Studies continue to show that strict photo identification requirements have the potential to disenfranchise hundreds of thousands of voters and have a disproportionate impact on minority voters But a new report found that an even bigger threat to minority participation comes from state laws stripping felons of their right to vote.
An international examination by ProCon.org found that 21 out of 45 democracies surveyed have no restriction on felons voting. Of those, just five have laws that can prevent even those convicted felons who have served their entire sentence from being re-enfranchised: Armenia, Belgium, Chile, Finland and the United States.

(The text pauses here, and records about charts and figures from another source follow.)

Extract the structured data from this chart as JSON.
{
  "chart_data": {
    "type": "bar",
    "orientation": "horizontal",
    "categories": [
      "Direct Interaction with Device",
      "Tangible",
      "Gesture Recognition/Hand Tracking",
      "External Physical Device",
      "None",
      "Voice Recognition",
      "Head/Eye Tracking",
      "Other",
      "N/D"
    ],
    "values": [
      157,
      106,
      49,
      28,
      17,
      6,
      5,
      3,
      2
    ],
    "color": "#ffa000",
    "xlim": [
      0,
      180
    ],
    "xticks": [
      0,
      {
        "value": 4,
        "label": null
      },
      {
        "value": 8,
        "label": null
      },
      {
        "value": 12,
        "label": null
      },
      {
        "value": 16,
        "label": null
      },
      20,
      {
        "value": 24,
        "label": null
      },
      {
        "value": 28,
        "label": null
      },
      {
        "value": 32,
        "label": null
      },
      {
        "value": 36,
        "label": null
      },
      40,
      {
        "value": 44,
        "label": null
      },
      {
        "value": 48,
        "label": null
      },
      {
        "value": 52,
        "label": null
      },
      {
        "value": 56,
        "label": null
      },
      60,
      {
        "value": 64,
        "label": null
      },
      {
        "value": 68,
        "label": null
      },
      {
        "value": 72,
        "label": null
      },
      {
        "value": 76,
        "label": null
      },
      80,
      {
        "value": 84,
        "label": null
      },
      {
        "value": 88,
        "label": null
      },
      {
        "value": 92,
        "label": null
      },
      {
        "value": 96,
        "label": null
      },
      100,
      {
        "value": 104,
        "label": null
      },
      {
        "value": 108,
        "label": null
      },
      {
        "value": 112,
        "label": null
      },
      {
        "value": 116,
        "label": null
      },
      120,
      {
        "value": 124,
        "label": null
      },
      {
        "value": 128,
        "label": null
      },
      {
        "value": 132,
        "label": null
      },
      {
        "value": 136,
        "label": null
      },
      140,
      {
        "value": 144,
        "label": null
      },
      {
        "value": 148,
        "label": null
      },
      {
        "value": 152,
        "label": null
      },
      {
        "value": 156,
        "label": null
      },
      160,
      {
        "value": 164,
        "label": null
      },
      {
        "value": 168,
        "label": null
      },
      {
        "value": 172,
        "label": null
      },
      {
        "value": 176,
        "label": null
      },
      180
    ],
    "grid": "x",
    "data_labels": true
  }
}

The Guardian reported Wednesday that in the U.S., this causes a major racial disparity:
The people overwhelmingly affected by these laws are minorities. Only 2.5%, 5.8 million people, in the voting age population were made ineligible to vote by felon voting laws in 2010, according to the Sentencing Project. That percentage tripled to 7.7% among African-Americans. Another way of putting this is that 38%, 2.2 million, of all those stopped from voting by felon restrictions are black. About a million black ex-felons (i.e. those who have “paid their debt to society”) are disenfranchised.
In 12 of the 50 U.S. states felons may permanently lose their right to vote, even after they have completed their prison sentence, parole, and probation. They include Alabama, Arizona, Florida, Mississippi, and Virginia — states that were at least partially covered by Section 5 the Voting Rights Act (before the recent Supreme Court ruling gutted the law) based on their history of minority disenfranchisement.
While there has been some bipartisan effort to reform this system, it remains a serious impediment to minority participation in American democracy.